Key Pearls On Coding For Bunionectomies
- Volume 23 - Issue 2 - February 2010
- 53560 reads
- 3 comments
Given the common nature of bunionectomies, this author offers pertinent insights on coding for bunionectomies that involve the first metatarsal as well as coding for combination procedures.
Bunion surgery can be difficult to code as there are many variations to each procedure. The key to billing the bunionectomy is to focus on the inherent procedure as opposed to one’s personal preference in regard to variations to the procedures, the use of specific fixation devices/material or even additional services.
With this in mind, let us consider a few general points.
In regard to fixation of a first metatarsal osteotomy, there is no variation in reimbursement if you are using a K-wire, screw, plate or other fixation devices. Payment is always based upon the inherent procedure you have performed and the standard of care. I have seen physicians attempt to bill the use of an external fixation device with certain bunion procedures. However, the fixation unit and the extra work involved would not be payable as that is more of a doctor preference of fixation choices and not necessarily the standard of care.

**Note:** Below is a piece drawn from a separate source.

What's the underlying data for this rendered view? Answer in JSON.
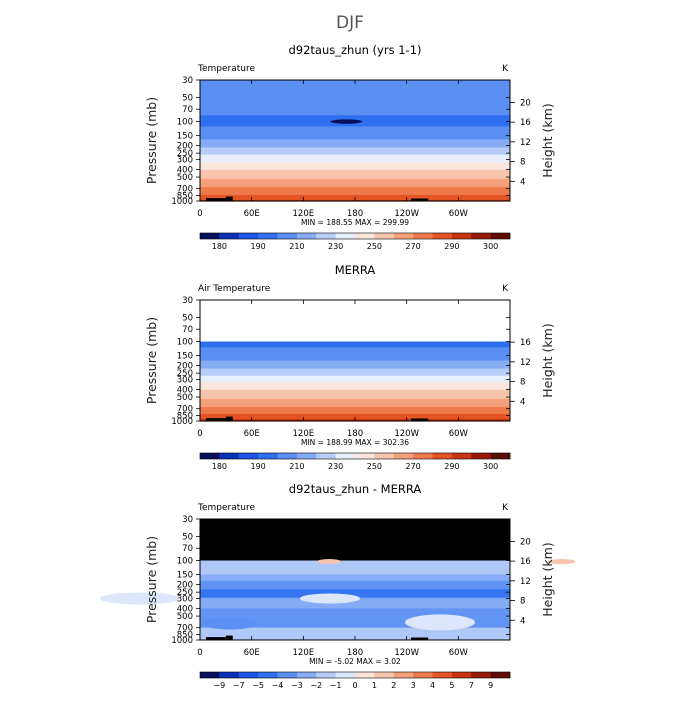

Utilizing other types of materials to reinforce tendons or capsules may or may not be covered if this is not a common practice in performing the given bunionectomy procedure. Certain insurance carriers may have specific guidelines for the use of these materials.
In regard to other “newer” devices/materials, such as those used to bind metatarsals together to decrease the intermetatarsal angles, these products are generally not covered by insurance companies. The rationale is that the use of these products is perceived as more of a personal preference of the physician and may be unproven in the literature.
Keep in mind that “tendon transfers” involve an actual transfer re-routing of the tendon and not just simply reattaching a tendon a few millimeters to one side. These corrections generally occur at the joint level and work at the joint is considered part of the overall bunionectomy procedure. Keep in mind that the commonly billed tendon transfer code CPT 27690 is listed in the leg portion of the CPT book and not the foot section. Hence one should not use this code for forefoot “tendon transfers.”
Since no bunionectomy would necessarily qualify as a standard bunionectomy, you must rely on the closest possible procedure when selecting your billing code. In the CPT book, especially in the professional edition, there are pictures included to provide an idea of how to code various bunionectomy procedures.
Mastering The Common Bunionectomy Codes
Here are some common first metatarsal/bunionectomy CPT codes.
CPT 28111. This code is for the complete resection of the first metatarsal head.
CPT 28288. This code is for a partial ostectomy of a metatarsal head. There is no mention in the code descriptor as to which specific metatarsal this applies to. However, this code most commonly applies to the lesser metatarsals.
CPT 28289. Similar in nature to CPT 28288, this code is specifically for the first metatarsal joint. This is the best code to use when one is performing a cheilectomy procedure to increase motion at the joint in order to address hallux limitus/rigidus. This procedure code also includes any capsular release the surgeon deems necessary, as well as dissection and removal of additional prominences on the base of the proximal phalanx that are jamming the joint.
CPT 28290. This code describes a Silver-type (simple exostectomy) bunionectomy procedure. This would involve resecting the medial eminence. This code also covers releasing or excising the sesamoid.